Yes, fans pay good money to see LeBron play, but his situation is no different than MLB catchers earning a scheduled maintenance day off during the week. Unfortunately for some Yankee fan in Kansas City, Gary Sanchez might not play during a July game against the Royals. Teams need to operate in their best interests.

The Cavaliers are built for the playoffs. They have their sights set on another NBA championship, not overextending their star players in the midst of an arduous schedule and a home-and-home against a physical Memphis team.

Who is to tell Tyronn Lue what is best for LeBron? He has already, at 32 years of age, played more minutes than Larry Bird and Magic Johnson.

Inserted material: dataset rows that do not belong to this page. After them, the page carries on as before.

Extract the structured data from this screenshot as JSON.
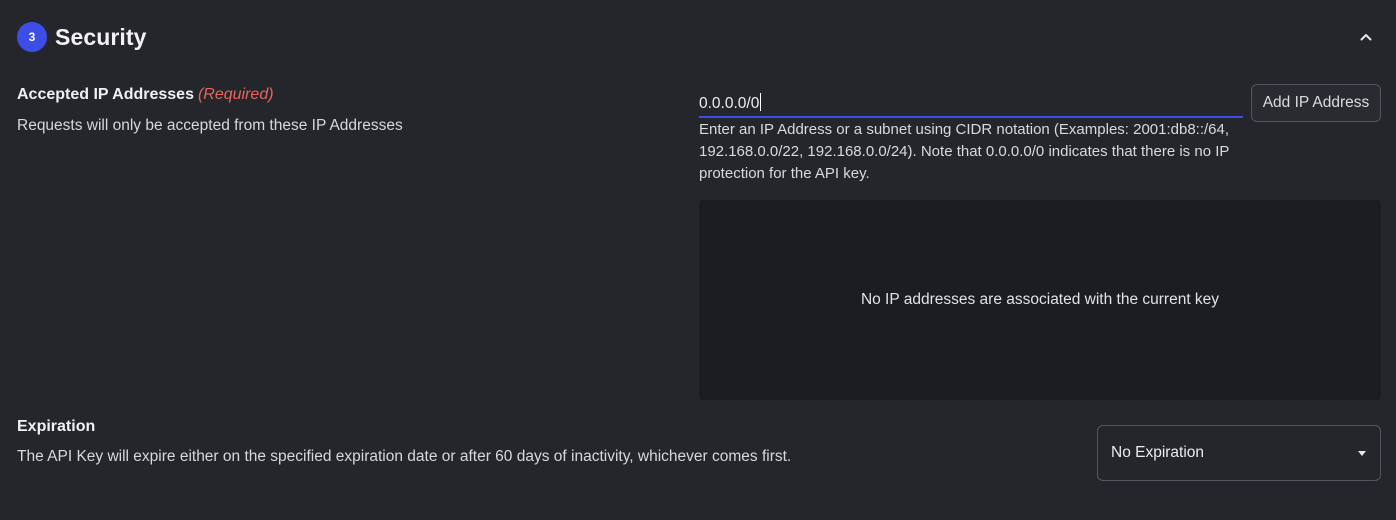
{
  "section": {
    "step_number": "3",
    "title": "Security",
    "toggle_icon": "chevron-up-icon"
  },
  "ip_addresses": {
    "label": "Accepted IP Addresses",
    "required_label": "(Required)",
    "description": "Requests will only be accepted from these IP Addresses",
    "input_value": "0.0.0.0/0",
    "add_button_label": "Add IP Address",
    "helper_text": "Enter an IP Address or a subnet using CIDR notation (Examples: 2001:db8::/64, 192.168.0.0/22, 192.168.0.0/24). Note that 0.0.0.0/0 indicates that there is no IP protection for the API key.",
    "empty_message": "No IP addresses are associated with the current key"
  },
  "expiration": {
    "label": "Expiration",
    "description": "The API Key will expire either on the specified expiration date or after 60 days of inactivity, whichever comes first.",
    "selected_value": "No Expiration"
  },
  "colors": {
    "background": "#25262b",
    "accent": "#3d4ee8",
    "required": "#e8655a",
    "empty_panel": "#1c1d21"
  }
}
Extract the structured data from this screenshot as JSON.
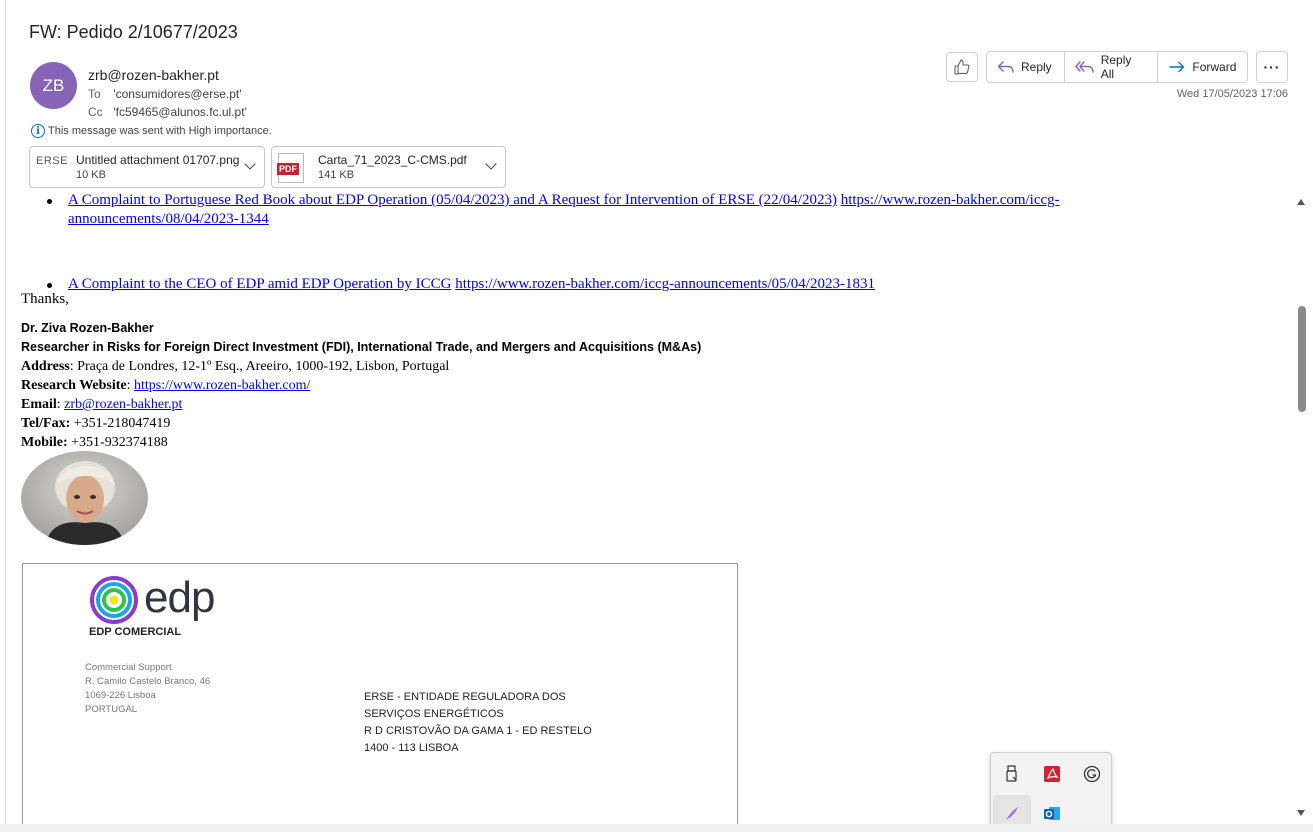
{
  "email": {
    "subject": "FW: Pedido 2/10677/2023",
    "avatar_initials": "ZB",
    "avatar_color": "#8764b8",
    "from": "zrb@rozen-bakher.pt",
    "to_label": "To",
    "to": "'consumidores@erse.pt'",
    "cc_label": "Cc",
    "cc": "'fc59465@alunos.fc.ul.pt'",
    "importance": "This message was sent with High importance.",
    "date": "Wed 17/05/2023 17:06"
  },
  "toolbar": {
    "like_icon": "thumbs-up-icon",
    "reply_label": "Reply",
    "reply_all_label": "Reply All",
    "forward_label": "Forward",
    "more_label": "···"
  },
  "attachments": [
    {
      "name": "Untitled attachment 01707.png",
      "size": "10 KB",
      "thumb_text": "ERSE"
    },
    {
      "name": "Carta_71_2023_C-CMS.pdf",
      "size": "141 KB",
      "badge": "PDF"
    }
  ],
  "body": {
    "bullet1_link": "A Complaint to Portuguese Red Book about EDP Operation (05/04/2023) and A Request for Intervention of ERSE (22/04/2023)",
    "bullet1_url_a": "https://www.rozen-bakher.com/iccg-",
    "bullet1_url_b": "announcements/08/04/2023-1344",
    "bullet2_link": "A Complaint to the CEO of EDP amid EDP Operation by ICCG",
    "bullet2_url": "https://www.rozen-bakher.com/iccg-announcements/05/04/2023-1831",
    "thanks": "Thanks,",
    "sig_name": "Dr. Ziva Rozen-Bakher",
    "sig_title": "Researcher in Risks for Foreign Direct Investment (FDI), International Trade, and Mergers and Acquisitions (M&As)",
    "address_label": "Address",
    "address": ": Praça de Londres, 12-1º Esq., Areeiro, 1000-192, Lisbon, Portugal",
    "website_label": "Research Website",
    "website": "https://www.rozen-bakher.com/",
    "email_label": "Email",
    "email": "zrb@rozen-bakher.pt",
    "tel_label": "Tel/Fax:",
    "tel": " +351-218047419",
    "mobile_label": "Mobile:",
    "mobile": " +351-932374188"
  },
  "letter": {
    "brand": "edp",
    "company": "EDP COMERCIAL",
    "sender_lines": [
      "Commercial Support",
      "R. Camilo Castelo Branco, 46",
      "1069-226 Lisboa",
      "PORTUGAL"
    ],
    "recipient_lines": [
      "ERSE - ENTIDADE REGULADORA DOS",
      "SERVIÇOS ENERGÉTICOS",
      "R D CRISTOVÃO DA GAMA 1 - ED RESTELO",
      "1400 - 113 LISBOA"
    ]
  },
  "tray": {
    "icons": [
      "usb-drive-icon",
      "acrobat-icon",
      "grammarly-icon",
      "pen-icon",
      "outlook-icon"
    ]
  }
}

James recently eclipsed 47,000 career minutes. And he can’t have a night off?

Houston head coach Mike D’Antoni delivered his thought on the matter after his team clobbered the Kings–without Cousins (and Rudy Gay, for good measure). “"My thought on holding people out in mass, I'm not really for it," D'Antoni said. "You think of the kid that travels three hours to see somebody and they don't show up, it's tough. So it's complicated. I know every coach is trying to do the best for his team and trying to win. He has to do what he thinks is right to win. The league may a have to look at it and figure it out."

It is complicated, and the NBA really has no means to prevent this situation. The Nets will play back-to-back games 13 times during the season, with every other team in a similar ballpark. Coaches are taking medical advice to try and ward off injuries.

Nothing stops the Cavs from saying LeBron has back-tightness or a headache or a sore ankle. That’s what will happen, making legislation a very slippery slope. And ultimately, viewership is at its peak during the playoffs – where NBA fans were treated to a thrilling Finals, where James was at his absolute best. We shouldn’t sacrifice a great postseason for a few games in December.